Tuesday, October 14, 2008

Giving chance a chance, or the usefulness of serendipity

A post on the scholarly kitchen, entitled ‘Citation Controversy’, particularly a reference to the principle of least effort, sparked the train of thought leading to this post.

Scientific articles have references, which represent the connection of the article to other articles, and thus other knowledge. Articles in Wikipedia often have references, too. Although it is not rare that one sees the message “This article or section is missing citations”. The ‘Principle of least effort’ article in Wikipedia carries this message (on the date of posting this). Ironically demonstrating the principle, I think. Authors are often quite parsimonious when it comes to adding references to articles. And when references have been added to an article, there isn’t often a thorough check on whether they include all or enough of the appropriate ones. The omission of obvious references may be picked up by reviewers, but the omission of less obvious ones is easily missed. One of the sad things about omitting references is that it may reduce serendipity.

I have a suggestion for ‘Wikipedians’ who wish to add appropriate references and links to Wikipedia articles. In particular to Wikipedia articles in the areas of health and life science, and so encourage serendipitous discovery. I advise them to go to what I informally call 'wikimore', an enhancement layer where they will find that the text of Wikipedia articles is enriched with highlighted concepts. By clicking on a number of those highlighted concepts and adding them to a search query, you can search the appropriate articles to refer to in, say in Google Scholar, or in Wikipedia itself, and when found, add those references to the Wikipedia article, as a good Wikipedian would.

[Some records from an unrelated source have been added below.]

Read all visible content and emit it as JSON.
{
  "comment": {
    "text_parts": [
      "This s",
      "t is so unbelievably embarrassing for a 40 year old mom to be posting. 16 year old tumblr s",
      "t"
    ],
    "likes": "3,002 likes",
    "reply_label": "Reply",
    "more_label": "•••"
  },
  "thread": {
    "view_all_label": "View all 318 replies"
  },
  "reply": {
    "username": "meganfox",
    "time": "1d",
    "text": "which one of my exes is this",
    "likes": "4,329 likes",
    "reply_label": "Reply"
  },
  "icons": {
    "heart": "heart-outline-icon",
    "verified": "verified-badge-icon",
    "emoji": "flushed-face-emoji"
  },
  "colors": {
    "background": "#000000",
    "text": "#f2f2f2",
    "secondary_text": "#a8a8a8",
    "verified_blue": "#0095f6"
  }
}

For instance, by clicking on the concepts ‘information seeking behavior’, ‘design’ and ‘library’, and subsequently searching in Google Scholar, I find this article:

Comparing faculty information seeking in teaching and research: Implications for the design of digital libraries, by Christine L. Borgman et al., in the Journal of the American Society for Information Science and Technology, Vol. 56, No. 6. (2005), pp. 636-657. DOI: 10.1002/asi.20154.

An interesting sentence from that article: “…faculty are more likely to encounter useful teaching resources while seeking research resources than vice versa.” In my view this demonstrates the drawback of a least effort approach (I like to call it the ‘laziness principle’), which by its very nature militates against serendipity. And yet serendipity is one of the most important routes to real breakthroughs in knowledge and understanding. A quote from an article by M.K. Stoskopf: "it should be recognized that serendipitous discoveries are of significant value in the advancement of science and often present the foundation for important intellectual leaps of understanding".

I’m not sure if the article I found (one among many others) would be a good reference to add to the Wikipedia article on the ‘principle of least effort’, but I do hope you can see that with wikimore you can, starting from a Wikipedia article, embark even better on a journey of serendipitous discovery than you already can without the enhancement layer that wikimore provides, since with wikimore, i.e. the concept web enhancement as applied to Wikipedia, every concept that is recognized in the text is a link to further information in itself, a ‘reference’, if you wish.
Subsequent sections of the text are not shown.